To fully understand HMI flicker you must first realize two of the basics.
The light source, HMI, is a strobe light. When using magnetic ballast, the globe is ignited 120 times per second with 60hz current.
The camera, at 24 frames per second with a 180 degree shutter, has an exposure time of 1/48th of a second.
This yields 2.5 flashes per exposure, an uneven number, and this is the problem. Imagine, better yet, draw a sine wave on a piece of paper. Make the sine wave with about three up humps and three down humps. Draw a straight line through the center. Each time the line intersects the sine wave there is 0 voltage. At the peak of every hump is the maximum voltage (typically 120V). One cycle lasts from the zero voltage point through one up hump, back to zero, through the down hump and then back to zero voltage.
The HMI ignites at maximum voltage and then decays at 0 voltage, over and over. We perceive this as continues light but obviously it is not. The film is exposed by 2 1/2 of these flashes.

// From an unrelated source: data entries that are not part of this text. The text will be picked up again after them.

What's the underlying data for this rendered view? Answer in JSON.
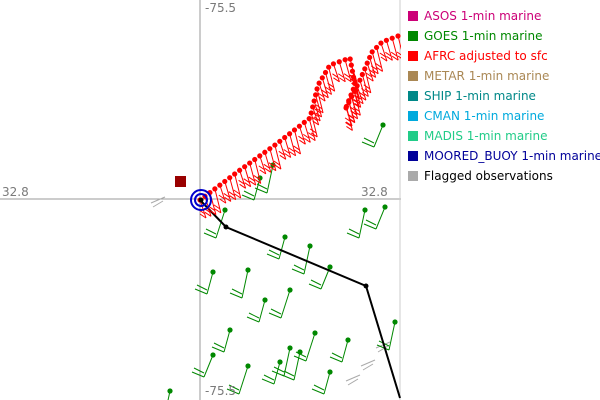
{
  "map": {
    "axis_labels": {
      "top": "-75.5",
      "bottom": "-75.5",
      "left": "32.8",
      "right": "32.8"
    },
    "colors": {
      "afrc_track": "#ff0000",
      "goes_barbs": "#008800",
      "buoy_track": "#000000",
      "station_marker": "#990000",
      "flagged": "#aaaaaa",
      "center_ring": "#0000cc",
      "crosshair": "#999999"
    }
  },
  "legend": {
    "items": [
      {
        "label": "ASOS 1-min marine",
        "color": "#cc0077"
      },
      {
        "label": "GOES 1-min marine",
        "color": "#008800"
      },
      {
        "label": "AFRC adjusted to sfc",
        "color": "#ff0000"
      },
      {
        "label": "METAR 1-min marine",
        "color": "#aa8855"
      },
      {
        "label": "SHIP 1-min marine",
        "color": "#008888"
      },
      {
        "label": "CMAN 1-min marine",
        "color": "#00aadd"
      },
      {
        "label": "MADIS 1-min marine",
        "color": "#22cc88"
      },
      {
        "label": "MOORED_BUOY 1-min marine",
        "color": "#000099"
      },
      {
        "label": "Flagged observations",
        "color": "#aaaaaa"
      }
    ]
  }
}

Take a separate piece of paper and cut a hole in that is 2 and 1/2 flashes (humps) long. Slide it slowly along the sine wave you have drawn and try to imagine the variations in light level that will be produced as you expose different parts of the sine waves. This variation in light level is called HMI flicker. The faster the window is moved across the sine wave the more noticeable the flicker is.
Our challange is to keep the window from moving across the sine wave, or at least make it move so slowly that the change in exposure is not perceptable. This is done by controlling the camera and generator speed very precisely.
Cameras, because of independant sound recording requirements, operate at an accuracy or 50 parts per million or better. They are locked in at 24 FPS and are not a problem.
Generators are the weak link in this senario. We must control the frequency (engine rpm) to within plus and minus 2 tenths of a cycle from 60 HZ. (59.8 to 60.2) We do this with “precision speed controllers” but it requires everything in the system to be stable and operating perfectly. That is why generators are monitored so closely on sets.
PARALLELING or LOAD SHARING is where two or more generators are connected together so that they operate as one. The most common application is our national power grid that is made up of hundreds of individual generators all operating as one. The most common use in our industry is where 2 generators are connected to each to provide total redundancy for important projects like live events or live broadcasts. In this example each would be operating at no more than 50% of its capacity. Should one of the generators fail it would be knocked OFF LINE and the remaining generator would take up the load seamlessly.
To parallel two generators together they are first wired to a common buss, which is connected to the load. At this point both generators are separated from the common buss with an electrical switching devise like a breaker or contactor. The first generator is started and is connected to the buss or put ON LINE. At this point it is generally good to have a load on the buss. The second generator is then started and adjusted (manually or via electronics) so that the voltage, frequency and phase relationship are exactly the same as the first generator. The moment that all three are matched the second generator is put ON LINE. This connection can be manual or automatic, depending on the equipment you are using. From that point on the two sources will act as one. The voltage, frequency and phase will be locked together as if the two had a common crankshaft.
On LitePOWER generators the standard output panels can function as the common buss. LitePOWER generators that are equipped with the paralleling option come with a vacuum contactor to connect to the common buss. When purchasing a LitePOWER generator you can choose from any of the numerous electronic operating systems that are available.